Archaeological and historical research

The Tel Dan Stele at the Israel Museum. Highlighted in white: the sequence B Y T D W D

Biblical archaeology is a subsection of archaeology that relates to and sheds light upon the Hebrew scriptures and the New Testament.[271] It is used to help determine the lifestyle and practices of people living in biblical times.[272] There are a wide range of interpretations in the field of biblical archaeology.[273] One broad division includes biblical maximalism, which generally takes the view that most of the Old Testament or the Hebrew Bible is based on history although it is presented through the religious viewpoint of its time. According to historian Lester L. Grabbe, there are "few, if any" maximalists in mainstream scholarship.[274] It is considered to be the extreme opposite of biblical minimalism which considers the Bible to be a purely post-exilic (5th century BCE and later) composition.[275] According to Mary-Joan Leith, professor of religious studies, many minimalists have ignored evidence for the antiquity of the Hebrew language in the Bible, and few take archaeological evidence into consideration.[276] Most biblical scholars and archaeologists fall somewhere on a spectrum between these two.[277][274]
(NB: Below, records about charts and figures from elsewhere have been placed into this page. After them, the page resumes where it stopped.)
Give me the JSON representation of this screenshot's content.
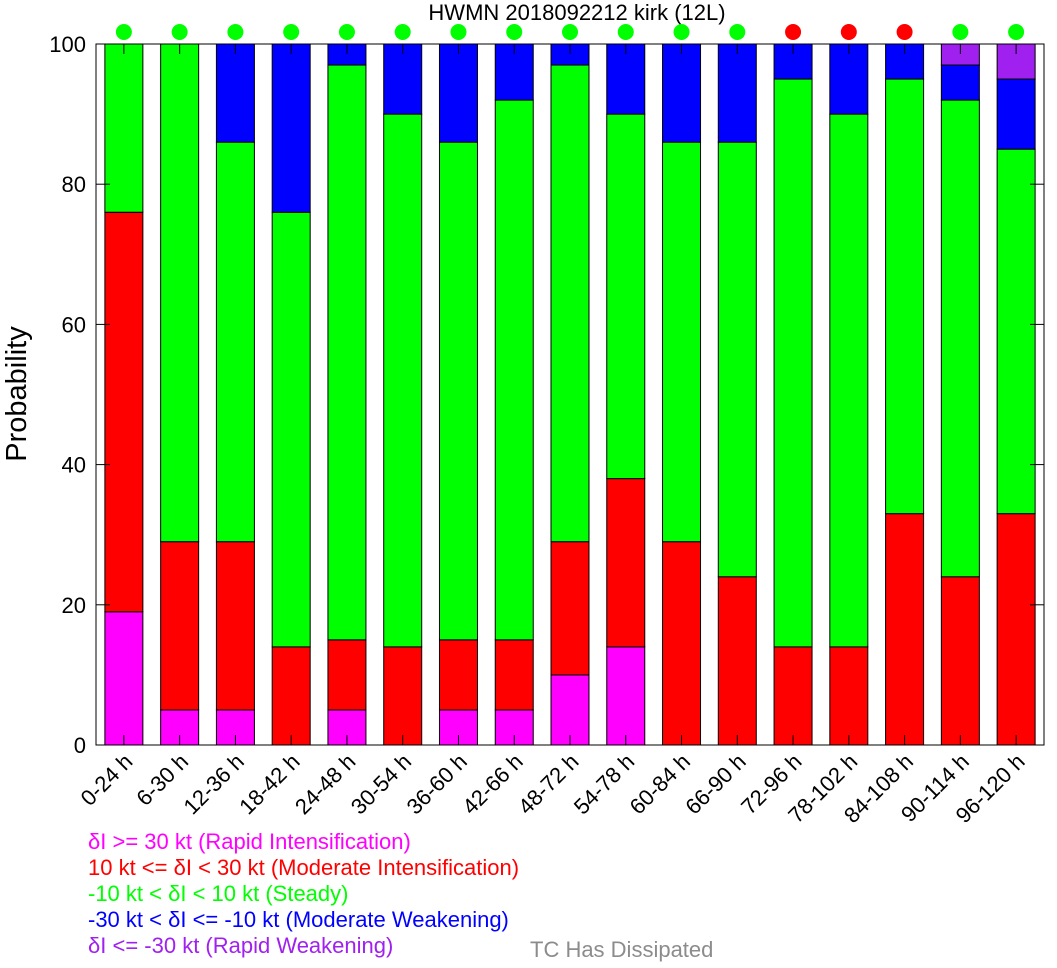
{
  "chart_data": {
    "type": "bar",
    "stacked": true,
    "title": "HWMN 2018092212 kirk (12L)",
    "xlabel": "",
    "ylabel": "Probability",
    "ylim": [
      0,
      100
    ],
    "yticks": [
      0,
      20,
      40,
      60,
      80,
      100
    ],
    "grid": false,
    "categories": [
      "0-24 h",
      "6-30 h",
      "12-36 h",
      "18-42 h",
      "24-48 h",
      "30-54 h",
      "36-60 h",
      "42-66 h",
      "48-72 h",
      "54-78 h",
      "60-84 h",
      "66-90 h",
      "72-96 h",
      "78-102 h",
      "84-108 h",
      "90-114 h",
      "96-120 h"
    ],
    "series": [
      {
        "name": "δI >= 30 kt (Rapid Intensification)",
        "color": "#ff00ff",
        "values": [
          19,
          5,
          5,
          0,
          5,
          0,
          5,
          5,
          10,
          14,
          0,
          0,
          0,
          0,
          0,
          0,
          0
        ]
      },
      {
        "name": "10 kt <= δI < 30 kt (Moderate Intensification)",
        "color": "#ff0000",
        "values": [
          57,
          24,
          24,
          14,
          10,
          14,
          10,
          10,
          19,
          24,
          29,
          24,
          14,
          14,
          33,
          24,
          33
        ]
      },
      {
        "name": "-10 kt < δI < 10 kt (Steady)",
        "color": "#00ff00",
        "values": [
          24,
          71,
          57,
          62,
          82,
          76,
          71,
          77,
          68,
          52,
          57,
          62,
          81,
          76,
          62,
          68,
          52
        ]
      },
      {
        "name": "-30 kt < δI <= -10 kt (Moderate Weakening)",
        "color": "#0000ff",
        "values": [
          0,
          0,
          14,
          24,
          3,
          10,
          14,
          8,
          3,
          10,
          14,
          14,
          5,
          10,
          5,
          5,
          10
        ]
      },
      {
        "name": "δI <= -30 kt (Rapid Weakening)",
        "color": "#a020f0",
        "values": [
          0,
          0,
          0,
          0,
          0,
          0,
          0,
          0,
          0,
          0,
          0,
          0,
          0,
          0,
          0,
          3,
          5
        ]
      }
    ],
    "category_markers": [
      "#00ff00",
      "#00ff00",
      "#00ff00",
      "#00ff00",
      "#00ff00",
      "#00ff00",
      "#00ff00",
      "#00ff00",
      "#00ff00",
      "#00ff00",
      "#00ff00",
      "#00ff00",
      "#ff0000",
      "#ff0000",
      "#ff0000",
      "#00ff00",
      "#00ff00"
    ],
    "dissipated_label": "TC Has Dissipated",
    "dissipated_color": "#8c8c8c",
    "legend_placement": "bottom-left"
  }
}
The biblical account of events of the Exodus from Egypt in the Torah, the migration to the Promised Land, and the period of Judges are sources of heated ongoing debate. There is an absence of evidence for the presence of Israel in Egypt from any Egyptian source, historical or archaeological.[278] Yet, as William Dever points out, these biblical traditions were written long after the events they describe, and they are based in sources now lost and older oral traditions.[279]

The Hebrew Bible/Old Testament, ancient non–biblical texts, and archaeology support the Babylonian captivity beginning around 586 BCE.[280] Excavations in southern Judah show a pattern of destruction consistent with the Neo-Assyrian devastation of Judah at the end of the eighth century BCE and 2 Kings 18:13.[281] In 1993, at Tel Dan, archaeologist Avraham Biran unearthed a fragmentary Aramaic inscription, the Tel Dan stele, dated to the late ninth or early eighth century that mentions a "king of Israel" as well as a "house of David" (bet David). This shows David could not be a late sixth-century invention, and implies that Judah's kings traced their lineage back to someone named David.[282] However, there is no current archaeological evidence for the existence of King David and Solomon or the First Temple as far back as the tenth century BCE where the Bible places them.[283]

In the nineteenth and early twentieth century, surveys demonstrated that Acts of the Apostles (Acts) scholarship was divided into two traditions, "a conservative (largely British) tradition which had great confidence in the historicity of Acts and a less conservative (largely German) tradition which had very little confidence in the historicity of Acts". Subsequent surveys show that little has changed.[284] Author Thomas E. Phillips writes that "In this two-century-long debate over the historicity of Acts and its underlying traditions, only one assumption seemed to be shared by all: Acts was intended to be read as history".[285] This too is now being debated by scholars as: what genre does Acts actually belong to?[285] There is a growing consensus, however, that the question of genre is unsolvable and would not, in any case, solve the issue of historicity: "Is Acts history or fiction? In the eyes of most scholars, it is history – but not the kind of history that precludes fiction." says Phillips.[286]